I asked for your churches, and you turned me down,
But Ill do my work if I have to do it on the ground.
You will not speak for fear of being heard,
So you crawl in your shell and say
Do not disturb. (Dittmer 1994, 268 )

Brown's poem was a turning point that summer. The black community was moved by her words and made facilities available for the freedom school and over 100 youth became enrolled. Churches re-opened their doors to movement meetings and attendance increased as people also began to donate money and food to the volunteers.

 

The Freedom Summer marked the rebirth of the McComb voter registration movement. In the face of the most violent and dangerous activities in the state of Mississippi, the volunteers and McComb black community made significant progress.
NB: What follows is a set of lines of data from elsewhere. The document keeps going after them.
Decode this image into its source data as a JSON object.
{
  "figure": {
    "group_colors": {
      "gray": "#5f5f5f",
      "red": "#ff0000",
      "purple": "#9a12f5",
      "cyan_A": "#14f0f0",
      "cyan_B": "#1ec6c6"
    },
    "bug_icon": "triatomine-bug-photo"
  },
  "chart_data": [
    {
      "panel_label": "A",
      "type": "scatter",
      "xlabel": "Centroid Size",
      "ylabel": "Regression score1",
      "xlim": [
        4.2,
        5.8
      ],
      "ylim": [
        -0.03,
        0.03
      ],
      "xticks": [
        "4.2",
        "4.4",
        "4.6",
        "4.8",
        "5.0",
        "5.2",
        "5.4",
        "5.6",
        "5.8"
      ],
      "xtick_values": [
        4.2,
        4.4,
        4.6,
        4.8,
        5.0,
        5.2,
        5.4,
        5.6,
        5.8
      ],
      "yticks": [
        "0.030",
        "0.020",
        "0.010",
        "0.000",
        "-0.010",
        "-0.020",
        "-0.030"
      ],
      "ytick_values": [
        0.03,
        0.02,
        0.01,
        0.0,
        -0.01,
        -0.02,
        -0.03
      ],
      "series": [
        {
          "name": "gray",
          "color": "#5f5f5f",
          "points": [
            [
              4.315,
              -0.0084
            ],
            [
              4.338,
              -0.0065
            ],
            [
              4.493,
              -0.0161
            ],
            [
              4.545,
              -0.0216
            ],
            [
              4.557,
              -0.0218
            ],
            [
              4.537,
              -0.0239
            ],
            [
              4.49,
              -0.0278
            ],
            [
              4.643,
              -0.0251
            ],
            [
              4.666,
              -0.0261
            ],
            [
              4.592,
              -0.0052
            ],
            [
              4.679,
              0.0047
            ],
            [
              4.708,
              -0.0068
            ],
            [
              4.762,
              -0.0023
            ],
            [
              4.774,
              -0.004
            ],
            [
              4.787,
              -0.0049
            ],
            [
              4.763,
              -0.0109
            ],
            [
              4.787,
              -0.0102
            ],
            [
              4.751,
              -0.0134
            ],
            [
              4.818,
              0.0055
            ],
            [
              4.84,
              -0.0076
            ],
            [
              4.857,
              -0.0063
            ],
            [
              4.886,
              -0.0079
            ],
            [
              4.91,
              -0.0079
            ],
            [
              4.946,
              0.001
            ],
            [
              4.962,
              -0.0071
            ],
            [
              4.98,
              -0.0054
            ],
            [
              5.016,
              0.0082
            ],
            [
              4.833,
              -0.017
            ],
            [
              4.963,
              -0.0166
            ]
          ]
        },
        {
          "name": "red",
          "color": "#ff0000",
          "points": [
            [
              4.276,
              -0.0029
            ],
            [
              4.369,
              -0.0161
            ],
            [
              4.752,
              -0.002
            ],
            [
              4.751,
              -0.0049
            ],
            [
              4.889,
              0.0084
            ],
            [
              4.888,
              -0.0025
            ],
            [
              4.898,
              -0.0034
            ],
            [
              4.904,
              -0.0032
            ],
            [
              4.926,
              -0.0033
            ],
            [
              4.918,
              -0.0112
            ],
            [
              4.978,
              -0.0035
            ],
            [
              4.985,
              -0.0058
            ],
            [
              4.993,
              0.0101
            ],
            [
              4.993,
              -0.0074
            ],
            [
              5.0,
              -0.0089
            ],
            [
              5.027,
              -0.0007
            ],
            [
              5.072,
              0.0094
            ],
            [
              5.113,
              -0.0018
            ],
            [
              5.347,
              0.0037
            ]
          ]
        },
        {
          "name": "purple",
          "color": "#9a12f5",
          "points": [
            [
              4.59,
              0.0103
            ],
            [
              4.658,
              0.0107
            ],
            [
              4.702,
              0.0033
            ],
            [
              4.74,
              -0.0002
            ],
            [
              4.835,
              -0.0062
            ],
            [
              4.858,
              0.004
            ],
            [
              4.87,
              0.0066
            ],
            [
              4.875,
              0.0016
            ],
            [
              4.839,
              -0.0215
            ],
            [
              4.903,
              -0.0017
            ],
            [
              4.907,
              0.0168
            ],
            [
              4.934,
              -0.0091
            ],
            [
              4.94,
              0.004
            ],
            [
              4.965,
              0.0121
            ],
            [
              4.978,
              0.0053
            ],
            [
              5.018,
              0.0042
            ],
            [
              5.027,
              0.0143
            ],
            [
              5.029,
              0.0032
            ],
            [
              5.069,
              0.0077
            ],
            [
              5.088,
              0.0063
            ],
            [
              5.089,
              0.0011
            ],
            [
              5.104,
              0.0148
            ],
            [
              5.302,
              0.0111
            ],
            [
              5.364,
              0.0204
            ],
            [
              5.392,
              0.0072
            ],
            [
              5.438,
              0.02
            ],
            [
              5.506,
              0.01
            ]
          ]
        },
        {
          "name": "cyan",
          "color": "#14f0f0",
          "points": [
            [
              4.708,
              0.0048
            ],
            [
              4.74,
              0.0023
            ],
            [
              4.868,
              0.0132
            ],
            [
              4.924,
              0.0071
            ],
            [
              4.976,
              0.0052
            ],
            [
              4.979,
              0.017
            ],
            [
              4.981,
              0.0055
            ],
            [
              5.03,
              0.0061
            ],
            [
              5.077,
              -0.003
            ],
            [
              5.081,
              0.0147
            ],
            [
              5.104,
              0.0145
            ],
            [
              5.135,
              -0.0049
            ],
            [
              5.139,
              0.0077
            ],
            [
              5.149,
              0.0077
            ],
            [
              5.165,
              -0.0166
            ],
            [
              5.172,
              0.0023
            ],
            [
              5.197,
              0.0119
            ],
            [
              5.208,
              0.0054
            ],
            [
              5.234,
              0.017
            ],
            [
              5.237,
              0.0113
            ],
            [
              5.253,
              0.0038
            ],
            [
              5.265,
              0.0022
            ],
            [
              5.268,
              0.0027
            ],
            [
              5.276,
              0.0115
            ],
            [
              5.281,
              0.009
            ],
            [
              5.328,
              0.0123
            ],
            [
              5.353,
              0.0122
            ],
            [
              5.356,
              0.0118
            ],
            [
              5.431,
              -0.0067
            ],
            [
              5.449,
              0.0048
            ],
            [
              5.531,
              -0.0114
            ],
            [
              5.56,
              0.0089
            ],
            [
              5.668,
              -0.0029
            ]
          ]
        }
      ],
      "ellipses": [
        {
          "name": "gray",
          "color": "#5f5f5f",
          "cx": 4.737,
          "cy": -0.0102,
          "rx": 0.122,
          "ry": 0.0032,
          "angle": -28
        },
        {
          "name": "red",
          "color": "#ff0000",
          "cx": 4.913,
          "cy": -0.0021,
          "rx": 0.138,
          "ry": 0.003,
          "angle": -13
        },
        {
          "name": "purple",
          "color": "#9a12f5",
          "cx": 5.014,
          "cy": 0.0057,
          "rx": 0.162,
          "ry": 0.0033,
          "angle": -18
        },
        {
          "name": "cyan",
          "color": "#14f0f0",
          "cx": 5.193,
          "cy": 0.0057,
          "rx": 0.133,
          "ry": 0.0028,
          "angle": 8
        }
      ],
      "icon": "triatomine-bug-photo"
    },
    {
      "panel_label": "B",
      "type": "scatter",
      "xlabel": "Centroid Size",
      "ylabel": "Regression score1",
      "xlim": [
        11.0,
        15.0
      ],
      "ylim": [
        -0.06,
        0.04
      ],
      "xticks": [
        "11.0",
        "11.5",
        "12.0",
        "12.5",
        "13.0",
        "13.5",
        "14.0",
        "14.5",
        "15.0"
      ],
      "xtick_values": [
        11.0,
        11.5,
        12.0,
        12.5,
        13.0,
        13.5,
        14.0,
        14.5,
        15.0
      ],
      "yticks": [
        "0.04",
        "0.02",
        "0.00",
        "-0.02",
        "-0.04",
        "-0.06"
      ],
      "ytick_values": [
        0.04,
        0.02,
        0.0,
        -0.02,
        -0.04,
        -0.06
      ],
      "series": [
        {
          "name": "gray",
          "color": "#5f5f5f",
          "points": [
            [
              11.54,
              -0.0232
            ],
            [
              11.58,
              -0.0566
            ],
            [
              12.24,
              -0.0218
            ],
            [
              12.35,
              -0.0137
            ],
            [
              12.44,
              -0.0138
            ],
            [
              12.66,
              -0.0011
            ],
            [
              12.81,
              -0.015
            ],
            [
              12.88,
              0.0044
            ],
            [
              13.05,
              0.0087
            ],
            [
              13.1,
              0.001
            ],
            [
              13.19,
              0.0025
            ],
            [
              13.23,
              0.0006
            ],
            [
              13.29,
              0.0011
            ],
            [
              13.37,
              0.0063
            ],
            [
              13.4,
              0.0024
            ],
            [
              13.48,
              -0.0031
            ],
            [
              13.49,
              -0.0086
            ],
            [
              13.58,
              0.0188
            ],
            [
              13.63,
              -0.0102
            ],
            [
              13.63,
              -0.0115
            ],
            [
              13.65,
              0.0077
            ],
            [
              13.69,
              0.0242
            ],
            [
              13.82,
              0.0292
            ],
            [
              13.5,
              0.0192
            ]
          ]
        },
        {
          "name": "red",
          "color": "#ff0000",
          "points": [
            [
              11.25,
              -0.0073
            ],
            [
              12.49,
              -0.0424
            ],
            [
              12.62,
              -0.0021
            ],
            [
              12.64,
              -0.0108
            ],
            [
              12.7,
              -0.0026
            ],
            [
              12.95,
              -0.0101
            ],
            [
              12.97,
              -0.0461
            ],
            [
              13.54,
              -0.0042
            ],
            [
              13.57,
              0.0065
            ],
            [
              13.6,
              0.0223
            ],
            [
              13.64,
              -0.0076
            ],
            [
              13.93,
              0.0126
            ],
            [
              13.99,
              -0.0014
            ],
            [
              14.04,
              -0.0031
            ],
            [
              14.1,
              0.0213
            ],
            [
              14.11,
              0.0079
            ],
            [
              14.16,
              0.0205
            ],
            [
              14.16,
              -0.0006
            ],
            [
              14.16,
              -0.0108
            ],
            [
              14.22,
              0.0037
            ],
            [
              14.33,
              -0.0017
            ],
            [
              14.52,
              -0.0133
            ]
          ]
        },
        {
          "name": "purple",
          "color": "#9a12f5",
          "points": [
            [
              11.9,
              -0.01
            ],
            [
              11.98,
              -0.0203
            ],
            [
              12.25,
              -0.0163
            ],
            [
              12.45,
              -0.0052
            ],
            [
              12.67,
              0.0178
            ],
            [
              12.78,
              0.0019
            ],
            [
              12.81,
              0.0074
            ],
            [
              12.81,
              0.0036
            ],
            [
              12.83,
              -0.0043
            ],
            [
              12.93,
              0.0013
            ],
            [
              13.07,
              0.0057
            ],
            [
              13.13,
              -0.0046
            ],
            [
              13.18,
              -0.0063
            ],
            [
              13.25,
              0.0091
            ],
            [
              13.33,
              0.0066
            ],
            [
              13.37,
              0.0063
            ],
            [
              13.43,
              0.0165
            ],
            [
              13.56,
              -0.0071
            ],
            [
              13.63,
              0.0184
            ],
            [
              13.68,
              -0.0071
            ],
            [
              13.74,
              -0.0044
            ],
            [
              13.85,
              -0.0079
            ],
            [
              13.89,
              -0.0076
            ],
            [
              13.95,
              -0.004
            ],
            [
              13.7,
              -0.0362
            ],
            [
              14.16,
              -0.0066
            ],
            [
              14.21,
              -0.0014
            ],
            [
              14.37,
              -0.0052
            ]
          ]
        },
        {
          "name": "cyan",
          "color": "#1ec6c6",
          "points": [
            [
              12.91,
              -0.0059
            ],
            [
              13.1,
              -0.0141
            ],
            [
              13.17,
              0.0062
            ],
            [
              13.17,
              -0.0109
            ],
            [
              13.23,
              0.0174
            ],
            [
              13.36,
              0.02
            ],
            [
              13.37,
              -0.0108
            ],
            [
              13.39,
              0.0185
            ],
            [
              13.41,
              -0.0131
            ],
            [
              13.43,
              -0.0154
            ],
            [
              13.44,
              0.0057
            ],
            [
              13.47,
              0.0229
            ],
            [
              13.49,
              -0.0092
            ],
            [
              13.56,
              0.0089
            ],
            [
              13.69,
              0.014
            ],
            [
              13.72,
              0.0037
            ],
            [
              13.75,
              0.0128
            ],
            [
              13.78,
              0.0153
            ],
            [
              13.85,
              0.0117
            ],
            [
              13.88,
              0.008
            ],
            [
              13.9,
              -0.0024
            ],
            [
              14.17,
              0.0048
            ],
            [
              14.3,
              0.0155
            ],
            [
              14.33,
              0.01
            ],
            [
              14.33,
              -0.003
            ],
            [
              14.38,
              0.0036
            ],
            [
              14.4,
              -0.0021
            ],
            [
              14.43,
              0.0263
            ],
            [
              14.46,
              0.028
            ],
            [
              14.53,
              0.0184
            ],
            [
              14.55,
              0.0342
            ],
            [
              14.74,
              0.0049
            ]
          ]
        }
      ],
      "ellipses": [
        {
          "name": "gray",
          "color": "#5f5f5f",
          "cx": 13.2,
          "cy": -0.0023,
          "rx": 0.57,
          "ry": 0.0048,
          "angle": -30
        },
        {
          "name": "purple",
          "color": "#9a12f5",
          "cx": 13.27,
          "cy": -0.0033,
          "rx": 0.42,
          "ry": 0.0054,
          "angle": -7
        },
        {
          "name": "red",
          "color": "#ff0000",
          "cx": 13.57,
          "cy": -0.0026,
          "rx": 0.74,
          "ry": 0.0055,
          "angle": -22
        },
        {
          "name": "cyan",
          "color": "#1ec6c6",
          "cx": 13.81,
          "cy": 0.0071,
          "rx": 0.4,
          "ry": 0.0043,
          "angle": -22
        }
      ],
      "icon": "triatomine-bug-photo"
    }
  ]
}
Reflecting on his McComb experience during the summer of 1964, volunteer Harry Bowie said: "You saw people with relatively low levels of education, very little money, beginning to stretch themselves, beginning to see themselves as worthwhile, to overcome the years of deprivation" ( Dittmer 1994, 271 ). The summer brought commitment, confidence, and strength to the black community of McComb as the number of black registered voters also increased. The summer of 1964 forever changed race relations and shaped the future of McComb, Mississippi.